The house that Serge built

Two decades after his death, Serge Gainsbourg's Parisian home has opened as a museum. Dorian Lynskey takes a dive into the complicated, musical and Jewish roots of the great man

In 1969, the same year his mischievously erotic single ‘Je T’aime… Moi Non Plus’ sold six million copies and was denounced by the Vatican, French Jewish songwriter Serge Gainsbourg bought a house at 5 bis rue de Verneuil in Paris’s chic 7th arrondissement. It took two years to refurbish it to his exacting specifications (everything black: walls, floors, ceilings, furniture) but after that he stayed put, right up until 2 March 1991, when he died in bed of heart failure at the age of 62.

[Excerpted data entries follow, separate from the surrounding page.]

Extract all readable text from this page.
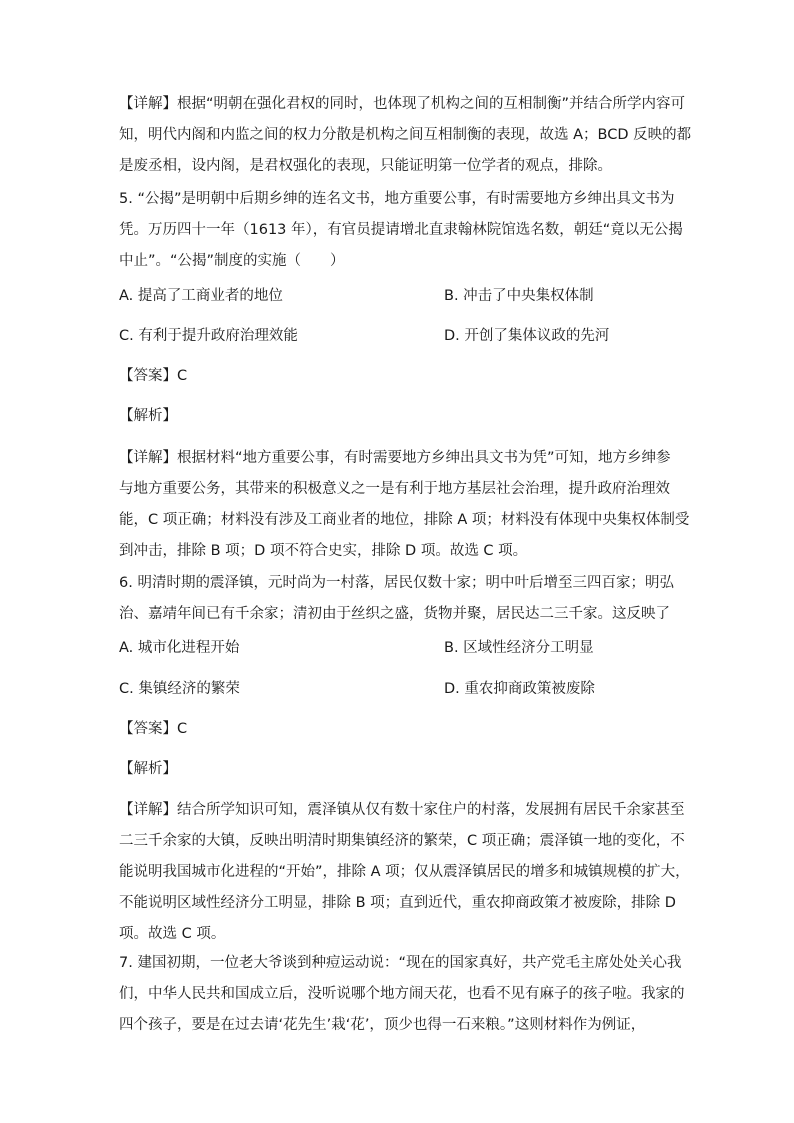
【详解】根据“明朝在强化君权的同时，也体现了机构之间的互相制衡”并结合所学内容可
知，明代内阁和内监之间的权力分散是机构之间互相制衡的表现，故选 A；BCD 反映的都
是废丞相，设内阁，是君权强化的表现，只能证明第一位学者的观点，排除。

5. “公揭”是明朝中后期乡绅的连名文书，地方重要公事，有时需要地方乡绅出具文书为
凭。万历四十一年（1613 年），有官员提请增北直隶翰林院馆选名数，朝廷“竟以无公揭
中止”。“公揭”制度的实施（　　）

A. 提高了工商业者的地位	B. 冲击了中央集权体制
C. 有利于提升政府治理效能	D. 开创了集体议政的先河
【答案】C
【解析】

【详解】根据材料“地方重要公事，有时需要地方乡绅出具文书为凭”可知，地方乡绅参
与地方重要公务，其带来的积极意义之一是有利于地方基层社会治理，提升政府治理效
能，C 项正确；材料没有涉及工商业者的地位，排除 A 项；材料没有体现中央集权体制受
到冲击，排除 B 项；D 项不符合史实，排除 D 项。故选 C 项。

6. 明清时期的震泽镇，元时尚为一村落，居民仅数十家；明中叶后增至三四百家；明弘
治、嘉靖年间已有千余家；清初由于丝织之盛，货物并聚，居民达二三千家。这反映了

A. 城市化进程开始	B. 区域性经济分工明显
C. 集镇经济的繁荣	D. 重农抑商政策被废除
【答案】C
【解析】

【详解】结合所学知识可知，震泽镇从仅有数十家住户的村落，发展拥有居民千余家甚至
二三千余家的大镇，反映出明清时期集镇经济的繁荣，C 项正确；震泽镇一地的变化，不
能说明我国城市化进程的“开始”，排除 A 项；仅从震泽镇居民的增多和城镇规模的扩大，
不能说明区域性经济分工明显，排除 B 项；直到近代，重农抑商政策才被废除，排除 D
项。故选 C 项。

7. 建国初期，一位老大爷谈到种痘运动说：“现在的国家真好，共产党毛主席处处关心我
们，中华人民共和国成立后，没听说哪个地方闹天花，也看不见有麻子的孩子啦。我家的
四个孩子，要是在过去请‘花先生’栽‘花’，顶少也得一石来粮。”这则材料作为例证，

Gainsbourg’s former partner, actor and singer Jane Birkin OBE, compared life with him to “living in a museum” because he insisted that nothing was moved or (ideally) even touched. After his death, it was left exactly as it was, with the piano lid open, a record on the turntable and cigarette butts in the ashtrays. Now, after 20 years of setbacks, the house will finally open its doors to the public in early 2022, thanks to the efforts of actor and musician Charlotte Gainsbourg, daughter of the late singer and Birkin. Maison Gainsbourg includes not just the house but also, at 14 bis rue de Verneuil, a museum, bookstore, gift shop and cafécum-piano bar called Le Gainsbarre.

The venue is named after the demonic, hard-drinking alter ego that Gainsbourg adopted in the 1980s, claiming that “when Gainsbarre gets drunk, then Gainsbourg disappears”. But Serge Gainsbourg was itself an alias used by the man who was born Lucien Ginsburg to Russian Jewish immigrants in 1928. “Gainsbarre used to laugh about Gainsbourg and mock Ginsburg, but they were always there inside him, like a Russian doll,” Birkin explained of his alter egos to the musician’s biographer, Sylvie Simmons.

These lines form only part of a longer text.